Monday, April 28, 2008

Wild Kingdom

Few artists have captured the power and beauty of savage beasts like Eugene Delacroix. Born April 26, 1798, Delacroix painted inspirational scenes of the struggle for freedom such as 1830’s Liberty Leading the People and brought the exoticism of the Orient to France in works such as 1828’s Death of Sardanapalus. However, I’d like to focus on how Delacroix viewed the king of the beasts in works such as Tiger and Lion (above, from 1828-1829). There’s certainly a great eye for realistic detail, but what separates Delacroix from those merely copying nature is how he dramatizes it. The almost human cast of the eyes of the tiger and lion as they circle one another, each looking for an opening to strike, speaks as much of mankind’s bloodlust as any animal instinct. Oddly, Henri Rousseau saw this painting exhibited at the Paris Salon and patterned the kindler, gentler animals of his paintings after Delacroix’s anthropomorphized bestiary. As revolution raged in Delacroix’s Europe, however, it was difficult for the politically engaged artist not to believe that it was truly a jungle out there and to populate his art accordingly.

My favorite Delacroix lion appears in his 1841 watercolor above. The freedom and speed of watercolor as a medium permitted Delacroix to convey that same sense of movement and unbridled energy. I’ve always thought that Delacroix’s big cats address the tension of William Blake’s Tyger, Tyger even better than the poet’s own illustration. It’s also fascinating to me to consider that as Delacroix paints these creatures inspired by his experience of revolution and war, Edward Hicks is in America painting his Peaceable Kingdom series of doe-eyed lions laying down with lambs in a pacifist paradise. Looking ahead to future conflicts, I see some connection between Delacroix’s animals and those of Franz Marc, who similarly captured the power and tension embedded into the fabric of the tiger as a physical manifestation of the boiling pressures that soon would explode in the form of World War I.

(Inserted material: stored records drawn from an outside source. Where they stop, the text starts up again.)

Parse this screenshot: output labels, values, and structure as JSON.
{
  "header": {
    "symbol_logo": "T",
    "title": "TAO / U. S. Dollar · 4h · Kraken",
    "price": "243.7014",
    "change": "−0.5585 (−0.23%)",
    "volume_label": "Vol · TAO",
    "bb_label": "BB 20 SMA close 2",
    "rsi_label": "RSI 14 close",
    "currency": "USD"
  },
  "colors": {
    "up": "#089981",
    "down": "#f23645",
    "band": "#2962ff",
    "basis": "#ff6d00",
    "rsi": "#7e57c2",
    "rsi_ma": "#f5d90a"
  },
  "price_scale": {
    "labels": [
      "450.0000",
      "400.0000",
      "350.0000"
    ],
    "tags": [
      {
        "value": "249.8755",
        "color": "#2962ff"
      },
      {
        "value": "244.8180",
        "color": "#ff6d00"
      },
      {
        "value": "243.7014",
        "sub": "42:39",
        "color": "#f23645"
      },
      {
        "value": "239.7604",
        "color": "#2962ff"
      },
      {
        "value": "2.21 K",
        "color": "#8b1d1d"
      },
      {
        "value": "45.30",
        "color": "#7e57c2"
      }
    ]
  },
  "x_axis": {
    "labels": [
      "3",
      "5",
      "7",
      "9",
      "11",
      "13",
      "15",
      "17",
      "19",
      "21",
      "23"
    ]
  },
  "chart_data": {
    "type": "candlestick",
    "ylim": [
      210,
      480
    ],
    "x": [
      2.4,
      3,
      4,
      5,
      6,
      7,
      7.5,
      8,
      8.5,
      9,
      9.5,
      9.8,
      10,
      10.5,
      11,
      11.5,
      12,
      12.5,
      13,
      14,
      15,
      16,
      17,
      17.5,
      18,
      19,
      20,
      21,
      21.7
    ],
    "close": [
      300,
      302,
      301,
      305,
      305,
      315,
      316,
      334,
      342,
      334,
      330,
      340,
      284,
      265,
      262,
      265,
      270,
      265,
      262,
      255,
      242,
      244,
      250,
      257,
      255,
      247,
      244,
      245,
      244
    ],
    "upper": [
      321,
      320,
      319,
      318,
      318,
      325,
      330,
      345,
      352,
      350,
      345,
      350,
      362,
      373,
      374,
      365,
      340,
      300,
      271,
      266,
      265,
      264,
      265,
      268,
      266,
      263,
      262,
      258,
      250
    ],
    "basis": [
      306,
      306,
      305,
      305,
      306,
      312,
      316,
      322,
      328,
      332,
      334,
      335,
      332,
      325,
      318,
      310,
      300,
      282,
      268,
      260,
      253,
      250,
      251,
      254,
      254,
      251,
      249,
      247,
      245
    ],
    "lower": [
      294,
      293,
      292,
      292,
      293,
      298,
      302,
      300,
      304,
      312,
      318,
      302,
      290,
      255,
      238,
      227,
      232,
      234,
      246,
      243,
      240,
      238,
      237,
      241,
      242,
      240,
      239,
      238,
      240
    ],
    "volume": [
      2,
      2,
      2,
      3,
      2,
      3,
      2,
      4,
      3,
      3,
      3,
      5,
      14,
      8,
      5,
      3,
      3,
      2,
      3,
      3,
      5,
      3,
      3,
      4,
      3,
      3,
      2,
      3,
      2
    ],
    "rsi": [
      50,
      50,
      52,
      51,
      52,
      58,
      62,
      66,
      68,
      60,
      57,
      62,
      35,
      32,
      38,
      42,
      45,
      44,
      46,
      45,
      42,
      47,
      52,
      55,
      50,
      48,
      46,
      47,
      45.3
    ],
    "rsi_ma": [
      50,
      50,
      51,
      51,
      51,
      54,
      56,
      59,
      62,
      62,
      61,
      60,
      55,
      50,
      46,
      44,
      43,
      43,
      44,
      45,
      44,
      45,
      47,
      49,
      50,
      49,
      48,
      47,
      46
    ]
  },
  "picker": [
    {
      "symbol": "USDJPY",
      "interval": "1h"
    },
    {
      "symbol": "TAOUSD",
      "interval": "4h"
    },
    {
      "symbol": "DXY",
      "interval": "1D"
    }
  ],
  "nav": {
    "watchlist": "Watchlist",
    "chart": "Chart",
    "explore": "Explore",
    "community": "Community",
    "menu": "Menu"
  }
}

I used to laugh at some of Delacroix’s later animal images, such as Lion and Alligator (above, from 1863). Some of the combinations reminded me of monster movie match-ups like Mothra versus Godzilla. In Lion and Alligator, the tiny reptile doesn’t stand much of a chance against the cruel claws ready to tear it apart. As much as I try to read this work politically, I can never decide if the lion represents the people, tearing into the cold, reptilian heart of royalty through revolution, or if the lion represents the established power, crushing the hopes of the little people struggling to be free. At the very least, it’s an image of inequality, a vast departure from the more evenly matched tiger and lion of 1828. Perhaps Delacroix had wearied of the battles strewn across his life and saw wars for what they essentially are—the bane of the voiceless caught in the crossfire—which is as true in nineteenth century Europe as it is in the twenty-first century Middle East.